My family had a four day stop over in Beijing on our way to my brother’s wedding some years ago. Like typical tourists, we decided to try a roast duck restaurant for dinner. We read the reviews for Li Qun restaurant and thought it would be interesting.
The restaurant was located in the heart of Beijing’s Hutong and we soon got lost on our way to the place. After wandering the back streets, we came across some locals who must have seen our confused faces and took pity on us.
They spoke in Mandarin, but I was able to make out the word Li Qun. A kind but slightly frustrated man repeated it again and again. I think he also asked if I was Korean. I replied I was Korean, in my very limited Chinese.
“Woh han kwoh ren.” Who knew the Chinese I picked up as a child in Singapore would stick with me still. Back then, I didn’t even contemplate that I would also identify as Australian years down the track.
He pointed us in the right direction and shouted “Hong Dung!” as we walked away. “Hong” means red in Korean. “Dung” means lantern. We were to look out for the restaurant with the red lanterns.
As we drew closer, we started coming across images like the one below.

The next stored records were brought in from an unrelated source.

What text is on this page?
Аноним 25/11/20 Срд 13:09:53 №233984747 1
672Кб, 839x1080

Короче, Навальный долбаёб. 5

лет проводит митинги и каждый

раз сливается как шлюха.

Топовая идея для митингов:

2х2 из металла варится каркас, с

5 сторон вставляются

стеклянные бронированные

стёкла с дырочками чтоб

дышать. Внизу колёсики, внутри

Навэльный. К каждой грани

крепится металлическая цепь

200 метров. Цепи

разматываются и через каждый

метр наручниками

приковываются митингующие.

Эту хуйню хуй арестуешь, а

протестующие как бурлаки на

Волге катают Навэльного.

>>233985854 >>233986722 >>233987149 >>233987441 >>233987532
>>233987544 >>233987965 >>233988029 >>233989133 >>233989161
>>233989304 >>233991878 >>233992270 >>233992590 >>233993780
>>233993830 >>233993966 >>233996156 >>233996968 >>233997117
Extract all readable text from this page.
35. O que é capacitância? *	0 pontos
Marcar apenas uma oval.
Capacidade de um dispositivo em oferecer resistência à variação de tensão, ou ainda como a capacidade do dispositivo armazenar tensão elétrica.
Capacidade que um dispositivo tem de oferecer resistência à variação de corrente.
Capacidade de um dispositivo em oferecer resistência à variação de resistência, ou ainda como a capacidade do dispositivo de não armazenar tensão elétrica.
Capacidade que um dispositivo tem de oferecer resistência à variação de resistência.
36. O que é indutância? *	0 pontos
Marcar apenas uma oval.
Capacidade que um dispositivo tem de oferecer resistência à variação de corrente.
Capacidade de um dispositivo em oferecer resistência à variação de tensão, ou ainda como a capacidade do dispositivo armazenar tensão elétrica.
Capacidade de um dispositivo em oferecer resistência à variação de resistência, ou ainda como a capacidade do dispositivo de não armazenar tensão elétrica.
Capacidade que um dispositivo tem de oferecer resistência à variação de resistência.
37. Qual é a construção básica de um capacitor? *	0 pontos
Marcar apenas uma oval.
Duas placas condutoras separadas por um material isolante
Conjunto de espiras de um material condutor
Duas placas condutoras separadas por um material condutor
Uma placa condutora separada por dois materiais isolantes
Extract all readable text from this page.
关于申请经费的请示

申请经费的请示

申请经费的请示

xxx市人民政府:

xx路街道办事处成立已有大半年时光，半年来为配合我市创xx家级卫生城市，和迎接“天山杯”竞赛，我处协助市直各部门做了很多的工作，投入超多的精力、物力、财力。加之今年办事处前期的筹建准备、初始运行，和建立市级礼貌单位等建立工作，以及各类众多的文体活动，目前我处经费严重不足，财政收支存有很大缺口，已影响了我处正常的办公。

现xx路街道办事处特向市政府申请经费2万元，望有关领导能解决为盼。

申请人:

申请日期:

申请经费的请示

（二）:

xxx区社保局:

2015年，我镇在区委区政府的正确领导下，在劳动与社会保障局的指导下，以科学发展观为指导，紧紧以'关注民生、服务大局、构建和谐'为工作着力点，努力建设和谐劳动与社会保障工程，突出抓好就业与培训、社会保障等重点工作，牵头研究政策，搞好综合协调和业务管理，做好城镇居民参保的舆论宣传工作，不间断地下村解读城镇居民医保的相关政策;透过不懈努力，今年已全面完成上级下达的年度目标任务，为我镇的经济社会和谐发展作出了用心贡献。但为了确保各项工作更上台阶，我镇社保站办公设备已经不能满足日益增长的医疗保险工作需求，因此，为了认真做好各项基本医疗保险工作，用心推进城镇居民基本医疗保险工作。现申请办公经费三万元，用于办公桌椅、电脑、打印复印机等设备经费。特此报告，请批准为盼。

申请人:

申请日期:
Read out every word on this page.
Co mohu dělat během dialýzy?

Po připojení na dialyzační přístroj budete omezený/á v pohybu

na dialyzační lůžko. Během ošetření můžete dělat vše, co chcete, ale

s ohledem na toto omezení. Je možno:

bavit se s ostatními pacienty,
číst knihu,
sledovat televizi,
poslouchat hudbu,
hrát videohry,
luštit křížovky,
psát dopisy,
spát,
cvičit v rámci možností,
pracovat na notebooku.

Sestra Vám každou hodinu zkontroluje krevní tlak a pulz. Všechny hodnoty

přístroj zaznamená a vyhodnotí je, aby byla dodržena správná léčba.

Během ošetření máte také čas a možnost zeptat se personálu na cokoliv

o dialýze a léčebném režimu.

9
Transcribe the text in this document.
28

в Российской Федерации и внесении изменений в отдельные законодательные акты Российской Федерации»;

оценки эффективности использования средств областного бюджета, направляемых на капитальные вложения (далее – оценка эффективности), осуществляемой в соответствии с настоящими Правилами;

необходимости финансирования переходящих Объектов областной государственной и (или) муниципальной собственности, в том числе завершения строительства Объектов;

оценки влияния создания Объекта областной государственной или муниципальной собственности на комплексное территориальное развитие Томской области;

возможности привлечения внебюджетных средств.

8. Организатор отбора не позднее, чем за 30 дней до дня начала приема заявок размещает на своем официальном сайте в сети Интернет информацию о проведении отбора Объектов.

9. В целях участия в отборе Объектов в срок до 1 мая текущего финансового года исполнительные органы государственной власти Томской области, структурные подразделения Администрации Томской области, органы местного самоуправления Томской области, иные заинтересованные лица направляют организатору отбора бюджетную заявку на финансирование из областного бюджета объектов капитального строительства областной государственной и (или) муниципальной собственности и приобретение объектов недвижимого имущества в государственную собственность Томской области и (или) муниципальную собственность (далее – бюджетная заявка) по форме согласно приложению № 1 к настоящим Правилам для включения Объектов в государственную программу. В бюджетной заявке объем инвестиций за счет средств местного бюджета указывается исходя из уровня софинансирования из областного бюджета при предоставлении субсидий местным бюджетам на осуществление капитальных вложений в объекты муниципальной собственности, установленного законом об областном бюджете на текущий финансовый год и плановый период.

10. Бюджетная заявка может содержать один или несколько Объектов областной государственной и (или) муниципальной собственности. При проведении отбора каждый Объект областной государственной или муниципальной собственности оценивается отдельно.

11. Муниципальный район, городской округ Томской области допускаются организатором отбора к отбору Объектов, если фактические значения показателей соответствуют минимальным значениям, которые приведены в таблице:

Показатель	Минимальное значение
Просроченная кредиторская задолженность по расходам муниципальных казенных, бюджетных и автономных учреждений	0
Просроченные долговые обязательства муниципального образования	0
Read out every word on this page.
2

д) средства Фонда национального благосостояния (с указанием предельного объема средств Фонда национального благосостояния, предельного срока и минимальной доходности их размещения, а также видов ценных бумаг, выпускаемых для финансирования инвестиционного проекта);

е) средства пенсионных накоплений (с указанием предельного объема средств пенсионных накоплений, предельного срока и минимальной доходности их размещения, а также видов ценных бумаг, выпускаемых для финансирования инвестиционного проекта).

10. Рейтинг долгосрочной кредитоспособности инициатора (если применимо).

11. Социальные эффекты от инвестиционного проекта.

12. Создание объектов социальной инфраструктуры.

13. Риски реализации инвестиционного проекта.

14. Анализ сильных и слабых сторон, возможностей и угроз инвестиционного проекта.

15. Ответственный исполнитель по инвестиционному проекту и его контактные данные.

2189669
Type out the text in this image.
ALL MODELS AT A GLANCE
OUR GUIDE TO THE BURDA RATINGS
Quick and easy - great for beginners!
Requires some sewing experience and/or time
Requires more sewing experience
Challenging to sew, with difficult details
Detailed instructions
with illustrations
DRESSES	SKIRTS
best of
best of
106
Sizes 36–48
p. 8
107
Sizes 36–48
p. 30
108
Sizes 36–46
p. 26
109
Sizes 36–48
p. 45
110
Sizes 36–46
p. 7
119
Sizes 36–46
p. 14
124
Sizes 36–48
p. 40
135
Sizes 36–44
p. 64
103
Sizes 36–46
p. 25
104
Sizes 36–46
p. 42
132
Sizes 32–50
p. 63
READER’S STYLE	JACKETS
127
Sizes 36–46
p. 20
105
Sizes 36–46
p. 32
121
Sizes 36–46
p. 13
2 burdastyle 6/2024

We began following the arrows.
Finally we saw the red lanterns outside the restaurant.
And the giant sign that reassured us that we were at the right place.
It was a busy night so we had to wait outside for our table. My husband and our young son played snap while we waited.
Once inside, we were seated on the corner of a small space. The decor wasn’t modern or new, but it had a certain honesty. I liked it. You could tell this was a place that focussed on food. We gorged ourselves on duck pancakes and noodles. It was delicious and worth the wait.
The memory is six years old now, but I can still recall it like it was last week. Our first trip to China, wandering around lost in the alleyways of old Beijing and spending the night eating roast duck with my husband and son.